Laís Nunes de Oliveira (born November 3, 1992) is a Brazilian freestyle wrestler. She competed in the women's freestyle 63 kg event at the 2016 Summer Olympics, in which she was eliminated in the round of 32 by Hafize Şahin.

She represented Brazil at the 2020 Summer Olympics. She competed in the women's freestyle 62 kg event.

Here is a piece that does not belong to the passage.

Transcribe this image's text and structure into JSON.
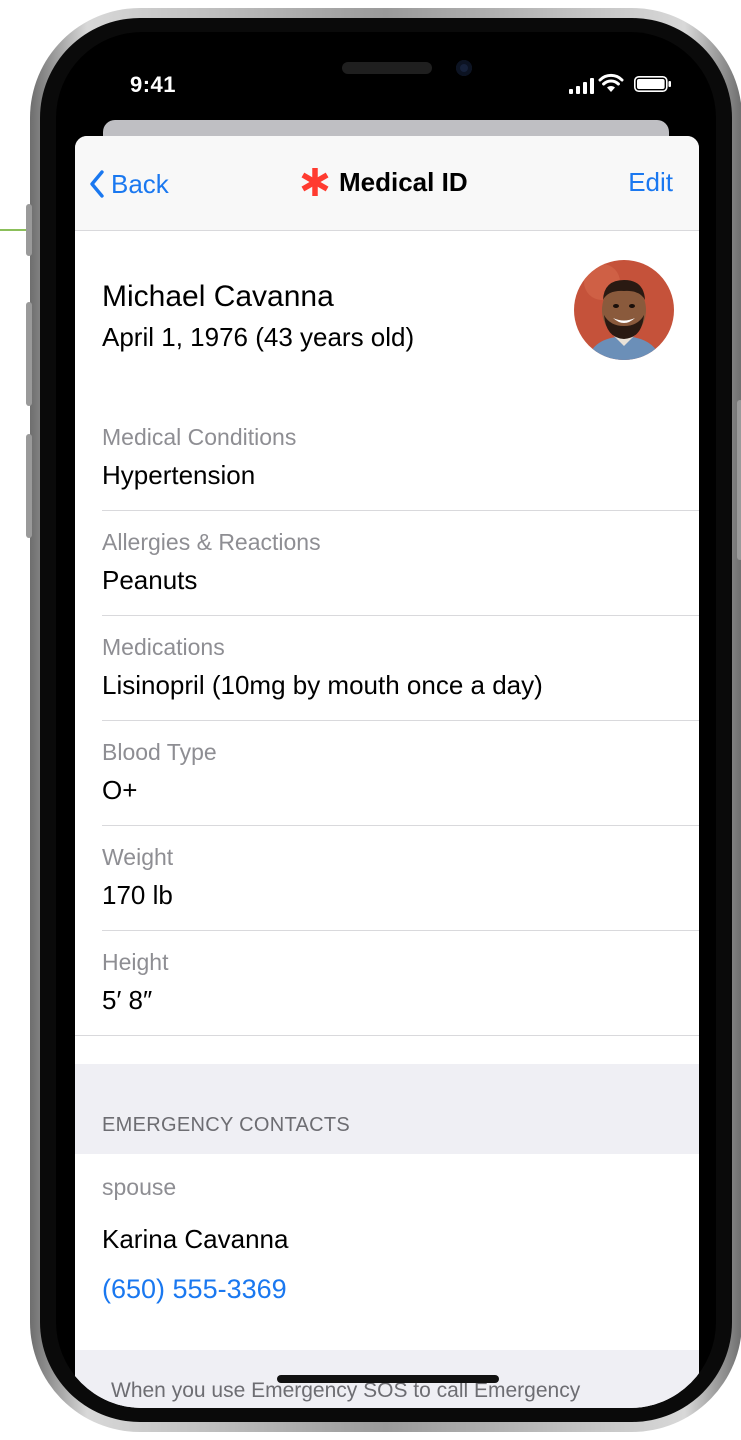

In 2022, she competed at the Yasar Dogu Tournament held in Istanbul, Turkey. She won one of the bronze medals in her event at the 2022 Pan American Wrestling Championships held in Acapulco, Mexico. A month later, she won the bronze medal in her event at the Matteo Pellicone Ranking Series 2022 held in Rome, Italy. She won the silver medal in her event at the 2022 Tunis Ranking Series event held in Tunis, Tunisia. She won the gold medal in her event at the 2022 South American Games held in Asunción, Paraguay.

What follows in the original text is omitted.